To help medical community in the current time-critical race to find a cure for the virus, we propose a machine learning-based system that uses state-of-the-art natural language processing (NLP) question answering (QA) techniques combined with summarization for mining the available scientific literature. Our system is based on COVID-19 Open Research Dataset (CORD-19), which is a resource of over 200,000 scholarly articles, including over 100,000 with full text, about COVID-19, SARS-CoV-2, and related coronaviruses. We have uploaded our code on a Kaggle notebook as part of our submission to the CORD-19 challenge, and we have also submitted an arxiv paper describing our system. This system is developed for expert research questions on the topic. It is not to be used by the general public for diagnostic purposes.

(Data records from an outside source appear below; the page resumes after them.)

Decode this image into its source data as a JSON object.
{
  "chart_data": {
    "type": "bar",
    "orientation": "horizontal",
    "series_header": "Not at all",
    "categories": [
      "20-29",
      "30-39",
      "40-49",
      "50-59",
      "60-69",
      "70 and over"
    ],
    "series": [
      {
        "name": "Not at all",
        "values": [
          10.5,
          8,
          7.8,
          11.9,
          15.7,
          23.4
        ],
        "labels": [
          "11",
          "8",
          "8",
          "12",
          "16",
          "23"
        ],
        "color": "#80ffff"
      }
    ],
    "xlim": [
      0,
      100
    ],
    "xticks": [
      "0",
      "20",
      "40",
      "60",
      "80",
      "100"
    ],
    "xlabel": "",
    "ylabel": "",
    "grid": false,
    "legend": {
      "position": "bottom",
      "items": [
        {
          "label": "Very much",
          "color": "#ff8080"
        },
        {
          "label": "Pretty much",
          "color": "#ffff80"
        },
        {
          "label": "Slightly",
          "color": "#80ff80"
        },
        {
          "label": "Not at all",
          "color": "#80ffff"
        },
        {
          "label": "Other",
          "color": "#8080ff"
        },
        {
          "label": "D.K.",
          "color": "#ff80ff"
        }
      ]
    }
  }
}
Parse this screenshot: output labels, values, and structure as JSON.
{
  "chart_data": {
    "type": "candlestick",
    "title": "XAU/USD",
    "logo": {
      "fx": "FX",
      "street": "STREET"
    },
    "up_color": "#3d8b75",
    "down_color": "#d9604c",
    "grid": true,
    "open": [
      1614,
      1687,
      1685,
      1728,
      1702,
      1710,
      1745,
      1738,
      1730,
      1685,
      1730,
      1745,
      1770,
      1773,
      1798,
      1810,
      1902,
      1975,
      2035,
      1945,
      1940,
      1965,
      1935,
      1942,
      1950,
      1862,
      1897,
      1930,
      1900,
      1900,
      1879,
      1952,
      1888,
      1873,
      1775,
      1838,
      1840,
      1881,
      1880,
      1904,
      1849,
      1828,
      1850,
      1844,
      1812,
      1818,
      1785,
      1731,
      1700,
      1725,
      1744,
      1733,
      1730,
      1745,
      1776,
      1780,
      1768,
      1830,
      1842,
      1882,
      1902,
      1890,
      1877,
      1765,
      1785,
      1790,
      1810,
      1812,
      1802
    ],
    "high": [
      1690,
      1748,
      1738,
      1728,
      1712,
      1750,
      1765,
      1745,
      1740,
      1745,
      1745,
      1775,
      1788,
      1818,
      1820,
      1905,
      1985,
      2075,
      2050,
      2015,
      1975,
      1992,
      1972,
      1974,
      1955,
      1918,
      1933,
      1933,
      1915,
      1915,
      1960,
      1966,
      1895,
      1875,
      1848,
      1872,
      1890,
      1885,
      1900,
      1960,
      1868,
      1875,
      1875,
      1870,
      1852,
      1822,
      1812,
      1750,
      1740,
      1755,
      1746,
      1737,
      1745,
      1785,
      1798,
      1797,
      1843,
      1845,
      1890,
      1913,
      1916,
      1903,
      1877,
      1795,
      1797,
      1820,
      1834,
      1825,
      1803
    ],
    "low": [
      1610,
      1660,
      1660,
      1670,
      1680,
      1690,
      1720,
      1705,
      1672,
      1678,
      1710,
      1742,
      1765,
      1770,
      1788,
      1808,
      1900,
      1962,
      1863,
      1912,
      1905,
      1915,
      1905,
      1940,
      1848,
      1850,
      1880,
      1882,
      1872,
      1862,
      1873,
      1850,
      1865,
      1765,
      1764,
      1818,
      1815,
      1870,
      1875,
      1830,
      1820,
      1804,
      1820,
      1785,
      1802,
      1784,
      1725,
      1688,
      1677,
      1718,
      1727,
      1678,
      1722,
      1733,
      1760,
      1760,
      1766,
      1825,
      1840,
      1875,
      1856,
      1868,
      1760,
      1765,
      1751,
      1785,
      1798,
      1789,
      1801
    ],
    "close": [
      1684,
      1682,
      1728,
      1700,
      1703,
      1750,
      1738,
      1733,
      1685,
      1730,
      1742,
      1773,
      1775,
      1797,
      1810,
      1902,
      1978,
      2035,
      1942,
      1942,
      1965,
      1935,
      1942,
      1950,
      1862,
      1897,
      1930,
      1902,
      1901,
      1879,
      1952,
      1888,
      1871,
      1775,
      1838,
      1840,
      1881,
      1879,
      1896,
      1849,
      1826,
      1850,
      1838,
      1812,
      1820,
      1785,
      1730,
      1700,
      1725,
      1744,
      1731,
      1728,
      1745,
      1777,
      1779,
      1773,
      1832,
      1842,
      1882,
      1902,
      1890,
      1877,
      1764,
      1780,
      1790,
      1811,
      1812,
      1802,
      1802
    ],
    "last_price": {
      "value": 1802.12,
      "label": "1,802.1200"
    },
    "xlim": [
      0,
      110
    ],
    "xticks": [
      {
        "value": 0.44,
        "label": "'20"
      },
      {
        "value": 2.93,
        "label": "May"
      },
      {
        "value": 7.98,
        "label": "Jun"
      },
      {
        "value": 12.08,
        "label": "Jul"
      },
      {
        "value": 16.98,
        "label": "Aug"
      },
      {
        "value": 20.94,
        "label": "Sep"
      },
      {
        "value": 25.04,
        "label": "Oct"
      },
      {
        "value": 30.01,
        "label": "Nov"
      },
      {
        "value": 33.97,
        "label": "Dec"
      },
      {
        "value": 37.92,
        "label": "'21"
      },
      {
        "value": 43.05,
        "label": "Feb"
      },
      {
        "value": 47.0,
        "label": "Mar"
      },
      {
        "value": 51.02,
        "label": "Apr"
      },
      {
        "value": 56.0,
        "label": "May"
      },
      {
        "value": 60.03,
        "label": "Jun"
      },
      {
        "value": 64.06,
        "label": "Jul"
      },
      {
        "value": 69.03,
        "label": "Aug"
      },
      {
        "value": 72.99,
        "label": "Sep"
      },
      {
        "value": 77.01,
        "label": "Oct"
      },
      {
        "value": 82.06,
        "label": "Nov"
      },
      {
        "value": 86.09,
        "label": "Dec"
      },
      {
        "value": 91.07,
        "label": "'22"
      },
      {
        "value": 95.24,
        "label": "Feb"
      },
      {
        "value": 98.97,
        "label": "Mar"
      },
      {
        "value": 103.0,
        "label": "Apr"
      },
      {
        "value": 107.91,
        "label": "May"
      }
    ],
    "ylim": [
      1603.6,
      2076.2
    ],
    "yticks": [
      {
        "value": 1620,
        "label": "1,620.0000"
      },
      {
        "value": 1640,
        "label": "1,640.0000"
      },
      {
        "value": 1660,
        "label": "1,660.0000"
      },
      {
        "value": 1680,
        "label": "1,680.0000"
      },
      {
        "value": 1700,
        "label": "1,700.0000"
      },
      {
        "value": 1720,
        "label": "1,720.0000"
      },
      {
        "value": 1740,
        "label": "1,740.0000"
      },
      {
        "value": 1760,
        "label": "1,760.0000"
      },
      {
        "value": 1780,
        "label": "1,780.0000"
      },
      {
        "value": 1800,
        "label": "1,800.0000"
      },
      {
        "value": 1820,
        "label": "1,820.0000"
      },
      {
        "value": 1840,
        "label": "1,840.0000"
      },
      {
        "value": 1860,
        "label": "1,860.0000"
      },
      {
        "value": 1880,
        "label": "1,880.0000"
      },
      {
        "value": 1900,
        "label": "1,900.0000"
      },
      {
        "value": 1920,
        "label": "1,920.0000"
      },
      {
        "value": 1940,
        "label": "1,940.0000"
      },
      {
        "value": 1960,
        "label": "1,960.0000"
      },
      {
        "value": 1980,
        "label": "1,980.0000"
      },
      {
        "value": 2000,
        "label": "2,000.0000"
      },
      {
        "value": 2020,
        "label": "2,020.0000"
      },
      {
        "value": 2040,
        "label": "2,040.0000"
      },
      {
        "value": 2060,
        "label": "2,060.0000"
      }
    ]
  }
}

Our system consists of three different modules:

  1. Document Retrieval
    • Query Paraphrasing: It converts a long/complicated query from a user to several shorter and simpler questions for search;
    • Search Engine: We use Anserini with Lucene to retrieve related publications from the candidate pool with high coverage.
  2. Question Answering
    • Question Answering (QA): This sub-module looks for and integrates evidence from one or multiple paragraphs. We leverage an ensemble of two neural-based QA models which are pre-trained on SQuAD style QA datasets. Here we consider the QA module as a supporting fact selector to provide relevant snippets from the retrieved documents.
    • Answer Re-ranking & Highlight Generation: We rerank the retrieved result by a word matching score based on part-of-speech tagging as well as the QA system confidence score. We also highlight the answer span in order to enable easier reading of the QA results.
  3. Multi-document Abstractive Summarization
    • Abstractive Summarization: Another output of our system is an abstractive summary that synthesizes the answer from multiple retrieved snippets. This step aims to generate short pieces of fluent summaries based on the top relevant results. Using the neural-based summarizer, we generate summaries from long paragraphs to improve the legibility of the results and help the user to have an overview of the relevant snippets in a short time.